Das Staatschristenthum

[286] 1770.


Woher, Du Wolkenpalast, an die Säume

Der Erd' hinausgebreitet, fern

Vom Libanon zum Hekla, zu den Affen

Und Patagonen hin?


Woher, Du Himmelsstürmer, der den Zeiten

Verwüstung drohet? Wo dann ruhn

Die ew'gen Säulen, die Dich stützen? Hobest,

Erhobst Du Dich nicht selbst


Auf Trümmern nur versunkner Heiligthümer,

Im Sturz der Zeiten, namenlos?

So wie in Tagesneig' ein Moderwölkchen

Im fernen grauen Ost.


Das Moderwölkchen unbeahnet sammelt

Aus Höll- und Klüften Dämpfe sich,

Bis Mitternachts es hoch sein Haupt erhebet

Und deckt der Sterne Glanz,


Und überzieht den Himmel, stürzet nieder

Die Schlummernden in mehr als Nacht,

In Dampf und Trümmer. Schaut die Zauberwolke!

Sie hüllt das alte Rom,


Das Helden-Rom, die Königin der Welten,

Auf ihren sieben Thronen ein

Zur Zaubervettel mit dem vollen Becher,

Zur Herrscherin der Welt


Auf sieben neuen Thronen. Und die Erde

Floß über von des Bechers Wuth;

Die Völker taumelten; der Berg der Götter,

Der Berg der Musen wich;


Meerüber floh die Weisheit in die Zelte

Gastfreier wilder Araber.

Die Bücher brannten, und der Rauch der Bücher

Erhebt sie prächtiger,
[287]

Die Zauberwolk'. In schwarzen runden Wellen

Rollt sie von Erd' zu Erden hin,

Und in ihr klirren Ketten, heil'ge Waffen

Der Zwietracht, Paukenschall


Zum Morde der Vernunft. Die Banne blitzen,

Wie Höllengabeln heben sie

Die Kronen von der Königsschläfe, jagen

Im Strudel alle Welt


Gen Osten in das heil'ge Grab des Todes;

Da pranget nun, was Wolke war,

Als Palast des gekrönten Schuhs, der Thronen

Wie Sünden niedertrat.


Noch steht der alte Palast, aber öde;

Und immer sinkt der Nebel mehr.

Ihr Brüder, seht, die schöne helle Sonne

Steigt langsam schon empor!


Der Nebel sinkt, und mehr als Wolkenschlösser

Stehn glänzend uns vor Augen da.

So nahe wart Ihr, Hütten bessrer Menschen,

Und wir, wir sahn Euch nicht,


In Nacht begraben. Kommt, der Hütten Kinder!

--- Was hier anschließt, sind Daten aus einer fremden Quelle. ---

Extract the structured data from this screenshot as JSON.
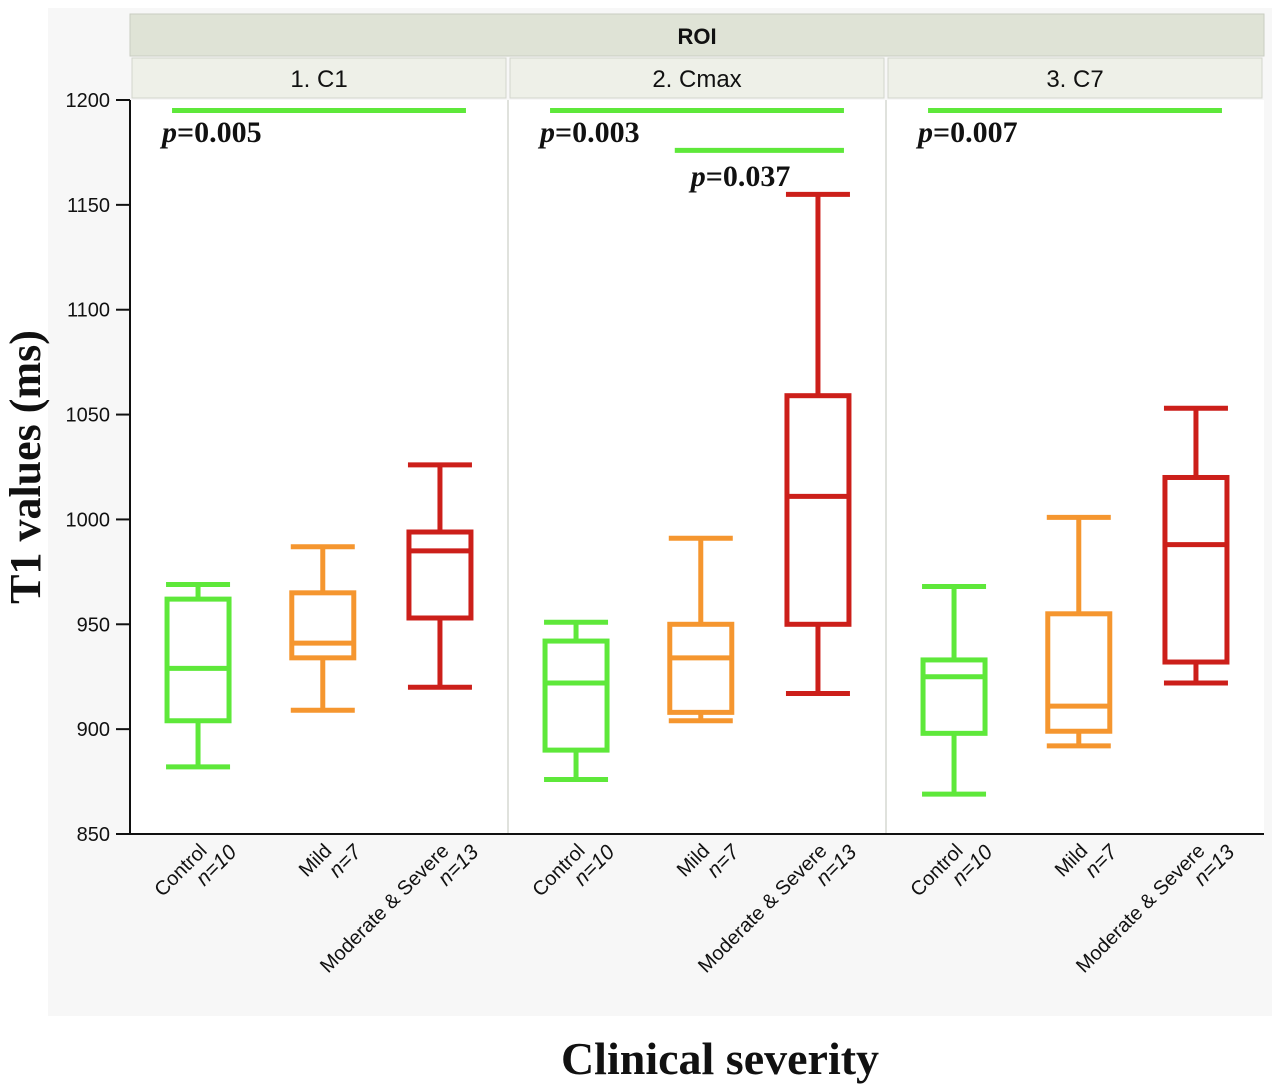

Auf freiem Hügel wollen wir

Der Morgenkönigin, der Sonn', uns weihen,

Die Euch das Licht gebracht.


Ihr horchet, was dort in der letzten Wolke

Wegjammert? Brüder, horchet nicht!

Es ist der Circe Lied! sie wandelt Menschen

Zu Opferthieren um.


Kommt, vor dem Angesicht der Morgenröthe

Uns zu umarmen, und nur ihr,

Der Göttlichen, so lange, lange Sklavin,

Der Wahrheit uns zu weihn!


Und Menschenwürde, Menschenfreiheit wollen

Wir redlich anerkennen, rein

Anbeten Gott, bis einst allgegenwärtig

Der Welt die Sonne strahlt!


Quelle:
Johann Gottfried Herder: Werke. Erster Theil. Gedichte, Berlin 1879, S. 286-288.